A pitch clock is not the answer.

You could do the math to see what a 20-second pitch count will do to the slowest workers in baseball. David Price averaged just over 26 seconds between pitches last season. Chop six seconds off his 120-odd pitches in a start and you shave a full 12 minutes off in-game action. Put another slow-working starter opposite him and you've cut nearly half an hour off the game. Awesome, right?

Not entirely. First, Price is an extreme example. The league average pace between pitches was 23 seconds. Crude math from the above numbers estimates that a pitch clock would cut 12 minutes off the average game. Then you start to work out the number of ways a pitcher could circumvent the clock. They could throw over to first. Or the catcher could call time. Or the pitcher could pretend there's something in his eye. Or the pitcher could just drop the ball (if the bases are empty). That's a decent number of possibilities, and I'm not even getting creative yet.

Regardless if these things actually have an impact on the length of the game, they all significantly depress the pace of the game. Waiting a few extra seconds for Nathan or Price to throw a pitch is awful, but six pickoff throws with Billy Butler on first base would be even worse. Ditto extra mound visits from Alex Avila.

That last paragraph is a bit of a strawman argument, but so is Major League Baseball's assertion that pitchers are the problem. Timing them may be the easiest solution — especially since it's technically already in the rule book — but it's hardly attacking the entire problem. Hitters are equally to blame. With more batting gloves and pine tar and other gear comes more mid-at-bat adjustments. Miguel Cabrera steps out of the batters box and re-straps his batting gloves after every pitch. Have you ever noticed this? It's slightly maddening, and I love Cabrera.

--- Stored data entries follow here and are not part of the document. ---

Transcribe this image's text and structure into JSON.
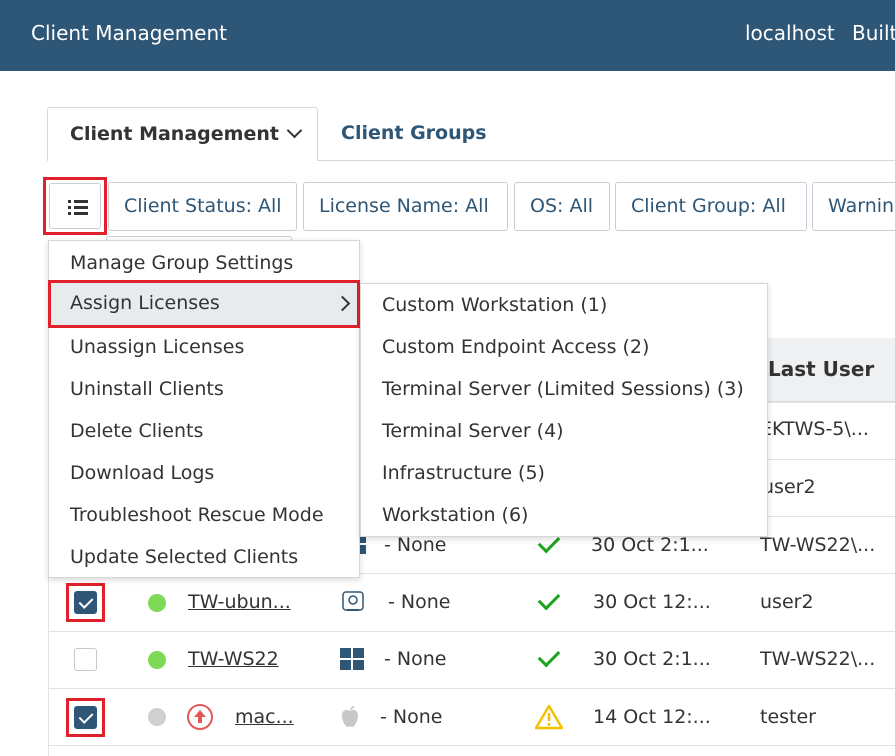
{
  "header": {
    "title": "Client Management",
    "host": "localhost",
    "user": "Built"
  },
  "tabs": [
    {
      "label": "Client Management"
    },
    {
      "label": "Client Groups"
    }
  ],
  "filters": [
    {
      "label": "Client Status: All"
    },
    {
      "label": "License Name: All"
    },
    {
      "label": "OS: All"
    },
    {
      "label": "Client Group: All"
    },
    {
      "label": "Warnin"
    }
  ],
  "menu": {
    "items": [
      "Manage Group Settings",
      "Assign Licenses",
      "Unassign Licenses",
      "Uninstall Clients",
      "Delete Clients",
      "Download Logs",
      "Troubleshoot Rescue Mode",
      "Update Selected Clients"
    ]
  },
  "submenu": {
    "items": [
      "Custom Workstation (1)",
      "Custom Endpoint Access (2)",
      "Terminal Server (Limited Sessions) (3)",
      "Terminal Server (4)",
      "Infrastructure (5)",
      "Workstation (6)"
    ]
  },
  "table": {
    "last_user_header": "Last User",
    "rows": [
      {
        "checked": false,
        "status": "",
        "name": "",
        "os": "",
        "license": "",
        "ok": "",
        "date": "",
        "last_user": "EKTWS-5\\..."
      },
      {
        "checked": false,
        "status": "",
        "name": "",
        "os": "",
        "license": "",
        "ok": "",
        "date": "",
        "last_user": "user2"
      },
      {
        "checked": false,
        "status": "",
        "name": "",
        "os": "windows",
        "license": "- None",
        "ok": "check",
        "date": "30 Oct 2:1...",
        "last_user": "TW-WS22\\..."
      },
      {
        "checked": true,
        "status": "online",
        "name": "TW-ubun...",
        "os": "linux",
        "license": "- None",
        "ok": "check",
        "date": "30 Oct 12:...",
        "last_user": "user2"
      },
      {
        "checked": false,
        "status": "online",
        "name": "TW-WS22",
        "os": "windows",
        "license": "- None",
        "ok": "check",
        "date": "30 Oct 2:1...",
        "last_user": "TW-WS22\\..."
      },
      {
        "checked": true,
        "status": "offline",
        "name": "mac...",
        "os": "apple",
        "license": "- None",
        "ok": "warning",
        "date": "14 Oct 12:...",
        "last_user": "tester"
      }
    ]
  },
  "colors": {
    "header_bg": "#2e5677",
    "accent": "#2e5677",
    "highlight": "#e0202a",
    "online": "#7ed957",
    "offline": "#d0d0d0",
    "ok": "#1aa51a",
    "warning": "#f2c200"
  }
}
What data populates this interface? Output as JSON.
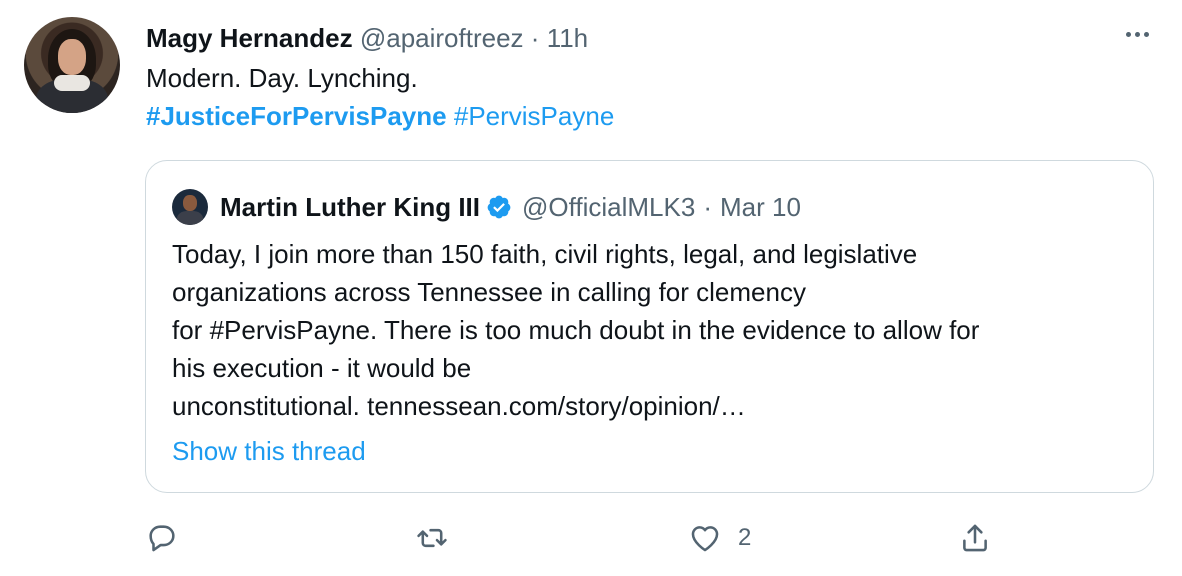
{
  "tweet": {
    "author_name": "Magy Hernandez",
    "author_handle": "@apairoftreez",
    "separator": "·",
    "time": "11h",
    "text_line1": "Modern. Day. Lynching.",
    "hashtag1": "#JusticeForPervisPayne",
    "hashtag2": "#PervisPayne"
  },
  "quoted_tweet": {
    "author_name": "Martin Luther King III",
    "author_handle": "@OfficialMLK3",
    "separator": "·",
    "date": "Mar 10",
    "lines": [
      "Today, I join more than 150 faith, civil rights, legal, and legislative",
      "organizations across Tennessee in calling for clemency",
      "for #PervisPayne. There is too much doubt in the evidence to allow for",
      "his execution - it would be",
      "unconstitutional. tennessean.com/story/opinion/…"
    ],
    "show_thread": "Show this thread"
  },
  "actions": {
    "like_count": "2"
  },
  "colors": {
    "accent": "#1d9bf0",
    "secondary_text": "#536471",
    "border": "#cfd9de"
  },
  "icons": [
    "more-icon",
    "verified-icon",
    "reply-icon",
    "retweet-icon",
    "like-icon",
    "share-icon"
  ]
}
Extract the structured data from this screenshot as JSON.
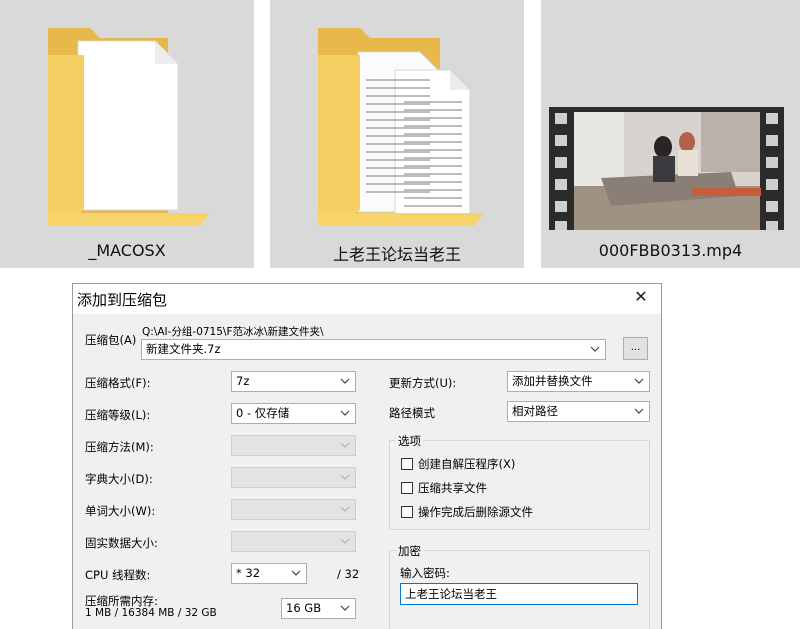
{
  "explorer": {
    "items": [
      {
        "name": "_MACOSX",
        "icon": "folder-icon"
      },
      {
        "name": "上老王论坛当老王",
        "icon": "folder-with-documents-icon"
      },
      {
        "name": "000FBB0313.mp4",
        "icon": "video-thumbnail-icon"
      }
    ]
  },
  "dialog": {
    "title": "添加到压缩包",
    "close_glyph": "✕",
    "archive": {
      "label": "压缩包(A)",
      "path": "Q:\\AI-分组-0715\\F范冰冰\\新建文件夹\\",
      "filename": "新建文件夹.7z",
      "browse_label": "..."
    },
    "left": {
      "format_label": "压缩格式(F):",
      "format_value": "7z",
      "level_label": "压缩等级(L):",
      "level_value": "0 - 仅存储",
      "method_label": "压缩方法(M):",
      "dict_label": "字典大小(D):",
      "word_label": "单词大小(W):",
      "solid_label": "固实数据大小:",
      "cpu_label": "CPU 线程数:",
      "cpu_value": "* 32",
      "cpu_total": "/ 32",
      "memory_label": "压缩所需内存:",
      "memory_detail": "1 MB / 16384 MB / 32 GB",
      "memory_value": "16 GB"
    },
    "right": {
      "update_label": "更新方式(U):",
      "update_value": "添加并替换文件",
      "path_label": "路径模式",
      "path_value": "相对路径",
      "options_title": "选项",
      "option_sfx": "创建自解压程序(X)",
      "option_shared": "压缩共享文件",
      "option_delete": "操作完成后删除源文件",
      "encrypt_title": "加密",
      "password_label": "输入密码:",
      "password_value": "上老王论坛当老王"
    }
  },
  "colors": {
    "tile_bg": "#d9d9d9",
    "folder_yellow": "#f5cf62",
    "dialog_bg": "#f0f0f0",
    "focus_border": "#0078d7"
  }
}
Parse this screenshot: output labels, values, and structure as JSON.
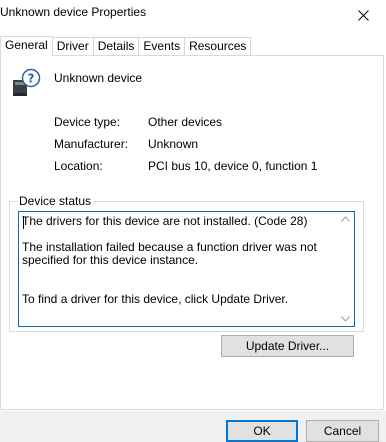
{
  "window": {
    "title": "Unknown device Properties"
  },
  "tabs": [
    {
      "label": "General",
      "active": true
    },
    {
      "label": "Driver",
      "active": false
    },
    {
      "label": "Details",
      "active": false
    },
    {
      "label": "Events",
      "active": false
    },
    {
      "label": "Resources",
      "active": false
    }
  ],
  "device": {
    "icon": "unknown-device-icon",
    "name": "Unknown device",
    "properties": [
      {
        "label": "Device type:",
        "value": "Other devices"
      },
      {
        "label": "Manufacturer:",
        "value": "Unknown"
      },
      {
        "label": "Location:",
        "value": "PCI bus 10, device 0, function 1"
      }
    ]
  },
  "status": {
    "legend": "Device status",
    "line1": "The drivers for this device are not installed. (Code 28)",
    "line2": "The installation failed because a function driver was not specified for this device instance.",
    "line3": "To find a driver for this device, click Update Driver."
  },
  "buttons": {
    "update_driver": "Update Driver...",
    "ok": "OK",
    "cancel": "Cancel"
  },
  "colors": {
    "focus_border": "#0f68b8",
    "default_button_border": "#0078d7",
    "button_face": "#e1e1e1"
  }
}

Advertising is also a big culprit. I could be wrong, but I don't believe that MLB.TV was a thing back in the 1950s and '60s. Not every game was on TV, and Viagra wasn't paying millions of dollars for a 30-second spot in between innings. Commercial breaks on Fox Sports Detroit are at least 90 seconds long — two minutes forward, 30 seconds back for the MLB.TV users out there — and get even longer during a national broadcast. Then there are commercials for pitching changes, and sometimes even for replay reviews. There isn't any hard evidence out there, but I imagine that all this advertising has had a negative impact on the length of games.

I am relatively ambivalent about the current pace of baseball, but I don't begrudge those that would like to see the game move a bit quicker. I just don't think that a pitch clock is going to have a significant influence on the game, nor do I like the idea of it potentially altering an important game. Could you imagine if Joe Nathan walked in a run because he took a couple seconds too long with the bases loaded? Yes, it's a one-in-a-million shot, but the baseball world would explode. Let him and other slow pitchers take the extra few seconds. Baseball already provides enough entertainment and drama.

What do you think? Should the pitch clock have a place in baseball?